Он завозился, как червяк, поднял голову. Малости не хватало Волкову, чтобы вмешаться. Кровь бросилась в голову, перед глазами налились рубиновым цветом буквы «Афины», но предупреждение защитной программы не остановило капитана «Улисса».
— Молчи, сволочь, — проговорил он с ненавистью и отвесил волкодаву подзатыльник. — Тебя не спрашивают.
Он шагнул к толпе, загородив гончарову дочь, рука сама собой полезла в карман, где пистолет, но Саша вовремя одумался, да, в общем-то, угрозы оказались излишними. Хоть и лезли по-прежнему задние, но передние всё же посунулись.

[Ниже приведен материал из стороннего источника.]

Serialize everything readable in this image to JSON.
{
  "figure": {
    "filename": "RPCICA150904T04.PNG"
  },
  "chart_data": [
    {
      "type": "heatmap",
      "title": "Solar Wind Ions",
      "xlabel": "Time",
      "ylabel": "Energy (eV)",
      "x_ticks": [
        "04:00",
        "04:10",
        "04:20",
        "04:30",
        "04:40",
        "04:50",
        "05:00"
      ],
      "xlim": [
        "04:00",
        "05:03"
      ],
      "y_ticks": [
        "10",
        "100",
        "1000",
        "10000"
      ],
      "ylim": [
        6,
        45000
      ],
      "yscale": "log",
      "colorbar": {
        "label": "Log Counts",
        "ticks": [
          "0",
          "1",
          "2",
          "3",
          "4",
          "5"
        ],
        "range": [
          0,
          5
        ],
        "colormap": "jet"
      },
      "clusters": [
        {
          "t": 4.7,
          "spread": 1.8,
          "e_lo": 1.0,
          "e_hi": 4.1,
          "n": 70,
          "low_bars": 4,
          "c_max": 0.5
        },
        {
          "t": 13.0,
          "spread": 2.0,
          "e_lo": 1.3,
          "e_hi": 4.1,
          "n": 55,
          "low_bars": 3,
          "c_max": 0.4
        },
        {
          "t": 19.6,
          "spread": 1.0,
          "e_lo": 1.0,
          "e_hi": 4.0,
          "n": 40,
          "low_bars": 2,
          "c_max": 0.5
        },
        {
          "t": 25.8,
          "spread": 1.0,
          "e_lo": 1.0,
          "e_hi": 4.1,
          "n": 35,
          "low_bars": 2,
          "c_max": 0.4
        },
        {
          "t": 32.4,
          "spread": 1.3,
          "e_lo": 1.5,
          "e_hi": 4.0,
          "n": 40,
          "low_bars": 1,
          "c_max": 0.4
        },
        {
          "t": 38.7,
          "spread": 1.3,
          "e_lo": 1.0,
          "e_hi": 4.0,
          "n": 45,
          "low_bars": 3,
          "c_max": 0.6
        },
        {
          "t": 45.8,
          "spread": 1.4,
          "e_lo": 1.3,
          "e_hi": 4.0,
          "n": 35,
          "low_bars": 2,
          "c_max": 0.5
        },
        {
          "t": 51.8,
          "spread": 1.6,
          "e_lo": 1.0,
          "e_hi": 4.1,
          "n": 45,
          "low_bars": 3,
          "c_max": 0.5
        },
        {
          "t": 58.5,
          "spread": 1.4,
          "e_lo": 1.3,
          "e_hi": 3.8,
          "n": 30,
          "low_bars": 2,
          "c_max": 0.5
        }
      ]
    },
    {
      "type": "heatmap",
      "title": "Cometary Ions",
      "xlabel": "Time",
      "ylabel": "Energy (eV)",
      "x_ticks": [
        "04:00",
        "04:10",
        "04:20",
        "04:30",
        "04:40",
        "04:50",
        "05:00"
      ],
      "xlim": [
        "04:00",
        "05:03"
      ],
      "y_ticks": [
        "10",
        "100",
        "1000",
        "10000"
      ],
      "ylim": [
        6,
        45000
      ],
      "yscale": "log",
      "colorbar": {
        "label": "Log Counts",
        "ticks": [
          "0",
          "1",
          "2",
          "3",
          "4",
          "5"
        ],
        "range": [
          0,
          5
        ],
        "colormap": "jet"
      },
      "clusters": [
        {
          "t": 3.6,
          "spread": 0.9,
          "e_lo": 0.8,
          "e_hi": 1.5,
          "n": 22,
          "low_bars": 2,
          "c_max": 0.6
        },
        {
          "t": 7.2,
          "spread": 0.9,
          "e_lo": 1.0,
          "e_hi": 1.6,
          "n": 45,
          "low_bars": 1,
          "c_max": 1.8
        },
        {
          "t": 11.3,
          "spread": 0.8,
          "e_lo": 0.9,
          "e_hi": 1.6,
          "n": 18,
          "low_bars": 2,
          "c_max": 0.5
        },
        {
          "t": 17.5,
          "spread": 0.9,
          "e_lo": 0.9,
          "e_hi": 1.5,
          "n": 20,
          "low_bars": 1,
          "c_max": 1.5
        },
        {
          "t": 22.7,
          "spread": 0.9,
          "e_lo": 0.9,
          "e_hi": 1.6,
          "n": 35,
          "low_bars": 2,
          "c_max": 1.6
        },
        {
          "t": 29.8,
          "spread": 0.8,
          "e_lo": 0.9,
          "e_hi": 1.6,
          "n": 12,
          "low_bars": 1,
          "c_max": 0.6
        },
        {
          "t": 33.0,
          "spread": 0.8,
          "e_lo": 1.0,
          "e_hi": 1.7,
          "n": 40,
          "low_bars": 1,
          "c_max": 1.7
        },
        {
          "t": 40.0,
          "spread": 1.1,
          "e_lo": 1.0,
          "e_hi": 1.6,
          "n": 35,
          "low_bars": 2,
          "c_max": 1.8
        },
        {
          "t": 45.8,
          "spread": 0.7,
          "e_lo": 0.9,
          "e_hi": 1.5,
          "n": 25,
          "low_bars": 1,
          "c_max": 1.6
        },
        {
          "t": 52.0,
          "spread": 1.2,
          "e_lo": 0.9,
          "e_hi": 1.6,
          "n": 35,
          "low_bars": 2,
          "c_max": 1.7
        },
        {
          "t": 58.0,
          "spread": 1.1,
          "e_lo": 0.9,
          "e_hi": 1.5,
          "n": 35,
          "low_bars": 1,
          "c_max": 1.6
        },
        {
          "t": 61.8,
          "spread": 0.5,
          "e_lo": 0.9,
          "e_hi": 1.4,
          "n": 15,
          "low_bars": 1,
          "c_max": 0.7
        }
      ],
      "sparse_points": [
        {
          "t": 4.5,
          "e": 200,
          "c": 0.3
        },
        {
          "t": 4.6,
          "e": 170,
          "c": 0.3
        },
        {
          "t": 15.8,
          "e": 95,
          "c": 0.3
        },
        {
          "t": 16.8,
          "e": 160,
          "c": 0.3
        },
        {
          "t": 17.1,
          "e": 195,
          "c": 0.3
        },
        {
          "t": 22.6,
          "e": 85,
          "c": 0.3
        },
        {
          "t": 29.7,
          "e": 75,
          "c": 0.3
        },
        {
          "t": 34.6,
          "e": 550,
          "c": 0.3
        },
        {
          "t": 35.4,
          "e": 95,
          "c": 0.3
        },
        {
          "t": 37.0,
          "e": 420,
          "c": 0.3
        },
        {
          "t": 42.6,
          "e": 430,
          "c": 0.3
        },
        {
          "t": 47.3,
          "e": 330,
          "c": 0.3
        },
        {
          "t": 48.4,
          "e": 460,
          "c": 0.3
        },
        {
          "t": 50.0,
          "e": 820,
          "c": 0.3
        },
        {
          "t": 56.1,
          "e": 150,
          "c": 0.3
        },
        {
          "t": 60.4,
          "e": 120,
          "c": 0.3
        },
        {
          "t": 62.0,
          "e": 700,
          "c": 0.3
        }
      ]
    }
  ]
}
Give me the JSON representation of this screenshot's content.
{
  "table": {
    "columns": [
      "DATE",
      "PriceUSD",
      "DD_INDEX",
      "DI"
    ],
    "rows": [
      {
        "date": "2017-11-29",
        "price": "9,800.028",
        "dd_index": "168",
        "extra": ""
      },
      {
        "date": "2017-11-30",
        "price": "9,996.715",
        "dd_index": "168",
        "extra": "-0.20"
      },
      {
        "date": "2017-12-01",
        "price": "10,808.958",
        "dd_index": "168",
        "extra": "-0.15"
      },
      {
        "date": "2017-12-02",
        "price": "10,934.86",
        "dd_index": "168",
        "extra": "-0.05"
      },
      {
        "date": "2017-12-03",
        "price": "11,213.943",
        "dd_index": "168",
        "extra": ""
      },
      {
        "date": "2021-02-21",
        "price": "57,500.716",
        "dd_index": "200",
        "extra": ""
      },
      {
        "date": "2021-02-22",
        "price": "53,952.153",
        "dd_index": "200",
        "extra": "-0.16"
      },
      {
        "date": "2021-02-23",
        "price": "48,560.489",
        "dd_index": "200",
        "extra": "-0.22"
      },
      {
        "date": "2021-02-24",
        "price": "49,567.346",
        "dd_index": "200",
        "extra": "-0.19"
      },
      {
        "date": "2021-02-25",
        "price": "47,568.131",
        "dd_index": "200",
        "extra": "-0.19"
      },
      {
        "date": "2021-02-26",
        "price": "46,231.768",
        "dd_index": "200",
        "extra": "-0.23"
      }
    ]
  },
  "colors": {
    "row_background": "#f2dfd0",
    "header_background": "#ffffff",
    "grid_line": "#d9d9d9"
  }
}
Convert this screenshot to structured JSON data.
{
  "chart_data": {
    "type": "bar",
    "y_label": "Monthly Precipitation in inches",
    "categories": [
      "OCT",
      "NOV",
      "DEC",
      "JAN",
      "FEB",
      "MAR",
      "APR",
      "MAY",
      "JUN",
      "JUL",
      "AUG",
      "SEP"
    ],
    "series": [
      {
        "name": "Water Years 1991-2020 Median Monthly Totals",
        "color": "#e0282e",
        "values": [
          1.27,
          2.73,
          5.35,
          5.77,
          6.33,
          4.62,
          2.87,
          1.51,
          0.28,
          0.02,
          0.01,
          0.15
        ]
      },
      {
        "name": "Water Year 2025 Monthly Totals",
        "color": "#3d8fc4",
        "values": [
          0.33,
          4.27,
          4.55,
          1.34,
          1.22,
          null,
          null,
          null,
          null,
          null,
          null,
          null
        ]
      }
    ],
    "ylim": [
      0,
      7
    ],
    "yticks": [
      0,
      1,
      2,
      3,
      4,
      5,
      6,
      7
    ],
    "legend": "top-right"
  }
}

— Чего вы набросились всей стаей на девушку, псы? — спросил Волков, глядя на зевак сквозь рдеющие буквы. — Дочь родную готовы зубами рвать? Упыря над собою поставили! Насильнику поклоняетесь!
Толпа притихла, охрипший пёс ворчал, готовясь вновь подать голос, и кто-то спросил явственно: «Упырь? Это о ком же он? О старосте?» И тут случилось последнее, самое страшное для Марии пришествие.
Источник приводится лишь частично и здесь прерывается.